Jo Caulfield, Chorley Little Theatre, 24 September 2011

Stand up comedienne Jo Caulfield will remember Chorley for two reasons. The audience rewriting one of her jokes - and the Hartwood Hall Hotel.

The Hartwood certainly made an impression on the TV and Radio 4 regular as she stopped off in Chorley for her 'Cruel to be Kind' tour. Imagining a boutique hotel set in rolling grounds and not a Beefeater, she drove round and round the roundabout on the A6 and thought: "This can't be it." She was underwhelmed. "No Sky TV. And only one plugpoint. So no TV if you want to put the kettle on."

Jack Daniels and coke in hand, she started her 90 minute set at the Chorley Little Theatre complaining that a younger comedian was lazy for suggesting vodka and Red Bull got alcohol into the bloodstream more quickly. "Why can't he get to the bar two hours earlier like the rest of us?"

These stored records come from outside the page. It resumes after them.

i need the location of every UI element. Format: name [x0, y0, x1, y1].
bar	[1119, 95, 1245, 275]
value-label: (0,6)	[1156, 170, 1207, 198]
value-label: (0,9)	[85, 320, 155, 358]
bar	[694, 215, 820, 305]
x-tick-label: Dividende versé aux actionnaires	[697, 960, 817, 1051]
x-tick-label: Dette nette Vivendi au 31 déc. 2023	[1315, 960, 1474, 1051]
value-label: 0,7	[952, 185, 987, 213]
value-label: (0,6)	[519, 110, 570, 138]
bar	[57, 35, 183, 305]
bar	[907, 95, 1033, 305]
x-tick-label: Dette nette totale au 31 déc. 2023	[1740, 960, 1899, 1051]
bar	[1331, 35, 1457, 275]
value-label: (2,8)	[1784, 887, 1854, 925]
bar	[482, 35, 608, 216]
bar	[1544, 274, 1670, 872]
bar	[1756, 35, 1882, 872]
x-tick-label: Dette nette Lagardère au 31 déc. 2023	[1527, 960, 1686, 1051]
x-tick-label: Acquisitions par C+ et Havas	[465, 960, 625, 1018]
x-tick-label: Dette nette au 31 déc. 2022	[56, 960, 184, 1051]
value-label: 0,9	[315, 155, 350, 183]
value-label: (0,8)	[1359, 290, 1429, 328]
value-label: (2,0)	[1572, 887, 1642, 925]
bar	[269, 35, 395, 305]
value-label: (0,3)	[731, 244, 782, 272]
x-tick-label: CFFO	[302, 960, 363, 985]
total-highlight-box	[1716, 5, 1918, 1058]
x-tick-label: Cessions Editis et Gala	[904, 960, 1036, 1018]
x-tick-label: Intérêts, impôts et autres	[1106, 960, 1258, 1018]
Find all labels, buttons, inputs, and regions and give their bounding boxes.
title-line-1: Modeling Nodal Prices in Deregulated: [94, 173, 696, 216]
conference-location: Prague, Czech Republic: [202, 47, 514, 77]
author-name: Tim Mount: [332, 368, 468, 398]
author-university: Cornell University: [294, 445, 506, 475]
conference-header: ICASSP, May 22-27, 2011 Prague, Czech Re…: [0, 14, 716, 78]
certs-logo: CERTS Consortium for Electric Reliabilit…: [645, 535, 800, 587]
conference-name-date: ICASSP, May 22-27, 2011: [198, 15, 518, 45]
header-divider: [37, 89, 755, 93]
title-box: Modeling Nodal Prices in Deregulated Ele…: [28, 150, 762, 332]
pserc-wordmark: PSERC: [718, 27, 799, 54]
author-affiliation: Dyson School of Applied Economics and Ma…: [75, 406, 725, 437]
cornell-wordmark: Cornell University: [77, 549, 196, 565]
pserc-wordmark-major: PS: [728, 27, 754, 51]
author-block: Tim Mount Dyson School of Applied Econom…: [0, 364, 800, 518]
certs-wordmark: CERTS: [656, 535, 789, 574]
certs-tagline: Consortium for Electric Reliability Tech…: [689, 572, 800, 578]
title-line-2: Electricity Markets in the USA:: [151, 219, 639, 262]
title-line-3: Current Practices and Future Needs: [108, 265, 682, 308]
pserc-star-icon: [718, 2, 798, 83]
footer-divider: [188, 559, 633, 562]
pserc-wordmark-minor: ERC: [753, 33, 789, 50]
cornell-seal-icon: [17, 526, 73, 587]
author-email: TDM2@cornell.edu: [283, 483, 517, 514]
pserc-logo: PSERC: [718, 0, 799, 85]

In an evenly paced set that had the audience laughing out loud throughout, Jo revealed her love of TV reality shows and her dislike of self service supermarket checkouts and the way people in love talk to their new partners. The highlight of the set was her longer observational material, including the story of bumping into someone in HMV that she recognised very slightly, meeting his fiancée at dinner and then realising she didn't know the couple at all.

After the interval, Jo asked the audience for marks out of ten on some new gags. For the joke "Don't you hate it when people offer you food to show off the fact that they've been abroad?", they even contributed a better punchline, suggesting "Have a slice of Arctic Roll" should finish with "it's from Iceland" rather than Tesco. Ms Caulfield was suitably impressed. "You're brilliant, Chorley."

The set finished with her running through some of the audience's pet hates (men, dog waste, Mormons), a list she admitted was much more irreverent than those of other venues she'd played, who had concentrated on the global economic crisis. "You're very angry, Chorley."

Hopefully memories of Chorley and the gag that the Little Theatre audience rewrote will stay with her. From her caustic tweets the following day, memories of the Hartwood certainly will.